I am unable to add too many columns inside a function. It's fine outside of the function.
g <- function(d,n=200){
#create n columns
for (ii in 1:n){
cname = paste0('x',ii)
d[,c(cname):= ii]
}
#remove n-5 columns
for (ii in 1:(n-5)){
cname = paste0('x',ii)
d[,c(cname):= NULL]
}
}
d = data.table(a=1:10)
g(d,1023)
print(d)
print(dim(d))
#[1] 10 6
d = data.table(a=1:10)
g(d,1025)
print(dim(d))
#[1] 10 1025
#R 4.0.2
#data.table 1.13.0
CodePudding user response:
Please take this to the data.table bug tracker. It looks like a bug related to over-allocation. The increase in truelength
needed by the second case results in a change of the memory address but that change isn't bound to the reference outside the function.
library(data.table) #version 1.14.2
g <- function(d,n=200){
#create n columns
for (ii in 1:n){
cname = paste0('x',ii)
d[,c(cname):= ii]
}
message("truelength is: ", truelength(d))
message("length is: ", length(d))
#remove n-5 columns
for (ii in 1:(n-5)){
cname = paste0('x',ii)
set(d, j = cname, value = NULL)
}
}
d = data.table(a=1:10)
truelength(d)
#[1] 1025
g(d,1023)
#truelength is: 1025
#length is: 1024
truelength(d)
#[1] 1025
length(d)
#[1] 6
d = data.table(a=1:10)
g(d,1025)
#truelength is: 2050
#length is: 1026
truelength(d)
#[1] 1025
length(d)
#[1] 1025
tail(names(d))
#[1] "x1019" "x1020" "x1021" "x1022" "x1023" "x1024"
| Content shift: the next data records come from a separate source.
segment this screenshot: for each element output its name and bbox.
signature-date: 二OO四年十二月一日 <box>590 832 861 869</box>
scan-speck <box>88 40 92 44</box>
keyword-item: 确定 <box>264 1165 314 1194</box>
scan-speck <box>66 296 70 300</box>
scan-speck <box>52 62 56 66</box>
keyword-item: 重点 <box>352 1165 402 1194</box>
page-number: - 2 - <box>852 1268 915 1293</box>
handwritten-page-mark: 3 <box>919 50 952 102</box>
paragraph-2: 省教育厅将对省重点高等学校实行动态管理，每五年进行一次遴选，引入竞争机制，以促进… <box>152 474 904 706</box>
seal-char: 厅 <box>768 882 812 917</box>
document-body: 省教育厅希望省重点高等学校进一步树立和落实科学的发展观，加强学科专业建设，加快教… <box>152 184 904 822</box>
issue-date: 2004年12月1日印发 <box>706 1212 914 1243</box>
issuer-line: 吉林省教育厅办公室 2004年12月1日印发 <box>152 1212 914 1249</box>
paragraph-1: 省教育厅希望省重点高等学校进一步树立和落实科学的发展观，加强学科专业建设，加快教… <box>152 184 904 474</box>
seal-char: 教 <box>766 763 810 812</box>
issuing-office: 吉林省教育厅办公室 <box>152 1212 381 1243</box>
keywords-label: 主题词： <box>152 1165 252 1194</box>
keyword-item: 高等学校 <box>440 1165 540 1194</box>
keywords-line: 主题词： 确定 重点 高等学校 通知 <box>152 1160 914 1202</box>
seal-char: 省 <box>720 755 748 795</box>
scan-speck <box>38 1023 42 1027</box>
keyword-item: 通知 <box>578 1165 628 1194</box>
#column x1025 has not been created at the original address
For now you can fix the issue by over-allocating more columns before you call g
:
d = data.table(a=1:10)
setalloccol(d, 2050)
g(d,1025)
#truelength is: 2051
#length is: 1026
print(dim(d))
#[1] 10 6
Or have the function return the data.table.